To spot cloned journals, scientists need help

The rise of so-called clone journals has replaced standard predatory journals as the latest moral peril facing researchers desperate to have their research published.

Cloned – or “hijacked” – journals mimic details of legitimate journals, such as their International Standard Serial Number (ISSN), title and – as closely as possible – domain names. They charge authors a fee of up to $1,000 (£728) to publish, but do no peer review or editing.

In Pakistan alone, more than 150 research papers, submitted by around 400 researchers, are reported have been published in a cloned journal since 2019. That is 400 articles whose reputation is now tarnished by their association with fraud.

Last year, a German researcher discovered that nearly 400 articles from three pirated journals Featured in the World Health Organization’s Official Covid-19 Article Library, including 70 Indian articles.

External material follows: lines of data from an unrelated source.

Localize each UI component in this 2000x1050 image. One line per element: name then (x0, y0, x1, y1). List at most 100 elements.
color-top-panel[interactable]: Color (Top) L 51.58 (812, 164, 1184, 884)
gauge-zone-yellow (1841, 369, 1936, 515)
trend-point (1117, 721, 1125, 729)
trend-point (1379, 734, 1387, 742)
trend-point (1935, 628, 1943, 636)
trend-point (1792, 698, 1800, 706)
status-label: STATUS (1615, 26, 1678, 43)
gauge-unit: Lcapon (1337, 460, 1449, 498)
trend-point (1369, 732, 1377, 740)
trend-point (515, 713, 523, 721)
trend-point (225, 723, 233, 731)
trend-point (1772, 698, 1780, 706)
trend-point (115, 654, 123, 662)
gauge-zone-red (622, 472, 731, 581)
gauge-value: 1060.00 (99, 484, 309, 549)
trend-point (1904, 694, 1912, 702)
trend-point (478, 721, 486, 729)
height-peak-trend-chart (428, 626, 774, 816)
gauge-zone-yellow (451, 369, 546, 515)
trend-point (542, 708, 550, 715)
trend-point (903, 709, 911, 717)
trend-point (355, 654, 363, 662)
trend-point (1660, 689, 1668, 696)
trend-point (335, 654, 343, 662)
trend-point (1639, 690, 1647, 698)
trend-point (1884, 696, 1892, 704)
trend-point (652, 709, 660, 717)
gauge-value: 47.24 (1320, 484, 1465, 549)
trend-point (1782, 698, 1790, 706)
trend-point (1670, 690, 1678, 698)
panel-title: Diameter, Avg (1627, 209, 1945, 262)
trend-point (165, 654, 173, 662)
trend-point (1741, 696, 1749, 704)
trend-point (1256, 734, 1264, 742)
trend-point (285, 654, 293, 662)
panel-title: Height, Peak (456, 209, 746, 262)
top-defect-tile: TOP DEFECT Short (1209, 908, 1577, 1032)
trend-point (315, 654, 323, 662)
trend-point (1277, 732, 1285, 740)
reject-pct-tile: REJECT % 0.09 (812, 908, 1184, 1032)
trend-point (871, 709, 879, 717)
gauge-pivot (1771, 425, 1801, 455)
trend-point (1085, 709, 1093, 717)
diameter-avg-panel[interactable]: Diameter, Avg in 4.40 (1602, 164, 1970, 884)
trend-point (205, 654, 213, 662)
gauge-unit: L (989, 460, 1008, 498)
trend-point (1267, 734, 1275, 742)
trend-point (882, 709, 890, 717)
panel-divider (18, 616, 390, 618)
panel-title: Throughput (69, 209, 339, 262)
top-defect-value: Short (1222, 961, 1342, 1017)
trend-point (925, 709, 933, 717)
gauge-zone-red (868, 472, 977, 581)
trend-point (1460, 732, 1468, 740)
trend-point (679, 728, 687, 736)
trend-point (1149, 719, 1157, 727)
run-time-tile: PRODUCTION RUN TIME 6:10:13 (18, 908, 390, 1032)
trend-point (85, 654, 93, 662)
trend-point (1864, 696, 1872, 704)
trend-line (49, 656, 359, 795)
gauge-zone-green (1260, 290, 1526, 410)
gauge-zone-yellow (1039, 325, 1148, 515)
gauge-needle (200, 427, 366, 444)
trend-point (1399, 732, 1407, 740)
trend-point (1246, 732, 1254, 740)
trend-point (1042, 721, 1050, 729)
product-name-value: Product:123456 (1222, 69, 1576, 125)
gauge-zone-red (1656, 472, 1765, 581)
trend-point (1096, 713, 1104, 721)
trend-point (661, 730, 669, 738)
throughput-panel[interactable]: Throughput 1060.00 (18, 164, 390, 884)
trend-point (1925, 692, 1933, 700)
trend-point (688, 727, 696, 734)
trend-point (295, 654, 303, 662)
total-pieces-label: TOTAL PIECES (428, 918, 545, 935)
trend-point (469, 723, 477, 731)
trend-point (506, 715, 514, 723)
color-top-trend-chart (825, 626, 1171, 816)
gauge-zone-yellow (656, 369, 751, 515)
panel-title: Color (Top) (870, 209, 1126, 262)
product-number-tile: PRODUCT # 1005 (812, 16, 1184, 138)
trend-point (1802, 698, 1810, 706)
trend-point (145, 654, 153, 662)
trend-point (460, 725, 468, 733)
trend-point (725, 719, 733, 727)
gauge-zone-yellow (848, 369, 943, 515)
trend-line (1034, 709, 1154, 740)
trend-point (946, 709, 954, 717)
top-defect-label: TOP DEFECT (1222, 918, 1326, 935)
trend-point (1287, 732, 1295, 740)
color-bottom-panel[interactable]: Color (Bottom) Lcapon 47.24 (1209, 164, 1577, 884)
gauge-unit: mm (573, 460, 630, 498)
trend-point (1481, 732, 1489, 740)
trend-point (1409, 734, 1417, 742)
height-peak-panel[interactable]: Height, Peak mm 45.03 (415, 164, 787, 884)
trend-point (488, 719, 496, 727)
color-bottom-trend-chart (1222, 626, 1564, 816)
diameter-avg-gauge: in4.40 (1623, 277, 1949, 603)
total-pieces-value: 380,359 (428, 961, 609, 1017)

Whose fault is it – other than the fraudsters? Many observers might be inclined to blame authors for not verifying the authenticity of the reviews they submit – perhaps suspecting them of deliberately turning a blind eye to their authenticity. But it’s not easy to tell a cloned journal from a real one, and the tools that exist to help people are far from perfect.

In Pakistan, the regulatory body Higher Education Commission (HEC) stipulates the policies regarding how and where scholars should publish. Its online database, the HEC Journal Recognition System (HJRS), lists all the journals recognized by the commission, organized by subject. Researchers in Pakistan regularly use it to find relevant journals to target for article submission.

The HJRS gives them details of the journal, such as its ISSN, publisher, and country of origin. But, above all, it does not give the URL of the log. It also states whether they are listed in Scopus and Web of Science, but even these international bibliographic databases do not always link to the journal’s home page, nor do they warn researchers to beware of a cloned journal. They may even inadvertently list the wrong URLs themselves.

In the absence of an authoritative source, searchers are reduced to using Google – but Google search results do not distinguish between real reviews and their clones, and sometimes their page rank is similar.

One solution might be to train researchers to determine if a journal is authentic. But it’s not that easy. Clones are called clones because they look very similar to the real journal, even though the members of the editorial board are the same.

A much better solution would be for the HEC itself to put the correct link to each journal at the bottom of its HJRS page. The HEC is said to be developing a new policy on the selection of journals and the publication of research studies; maybe the log url checking process could be written there.

However, adapting the HJRS to its purpose will be a big job, as it suffers from various flaws. For example, for some journals, it lists different countries of origin than those listed by Scopus and Web of Science. Many journals indexed by the HJRS do not appear on any of these databases. And in some cases, only one ISSN is listed; journals are supposed to have an ISSN for their print version and another for their electronic version. For young researchers like me, all of this is extremely confusing.

Such flaws in the HJRS generate skepticism and cynicism. Some scholars in Pakistan suggest that it is run by non-academics who know little about the journal landscape. Others speculate on more harmful practices. But whatever the reason, these flaws must be corrected as soon as possible. First and foremost, the HJRS must provide the legitimate homepage link of each journal, and it must begin a subject-by-subject list of cloned journals to monitor, identifying both original and fake websites.

Pakistani scholars can only be saved from the prey of cloned and bogus journals if they have the tools to distinguish them from reality.

Rameez Mahesar is a MPhil scholar in mass commonto Shah Abdul Latif University of Khairpur, Pakistan. He is a member of the editorial board of a Russian research journal, Bulletin of Science and Practice.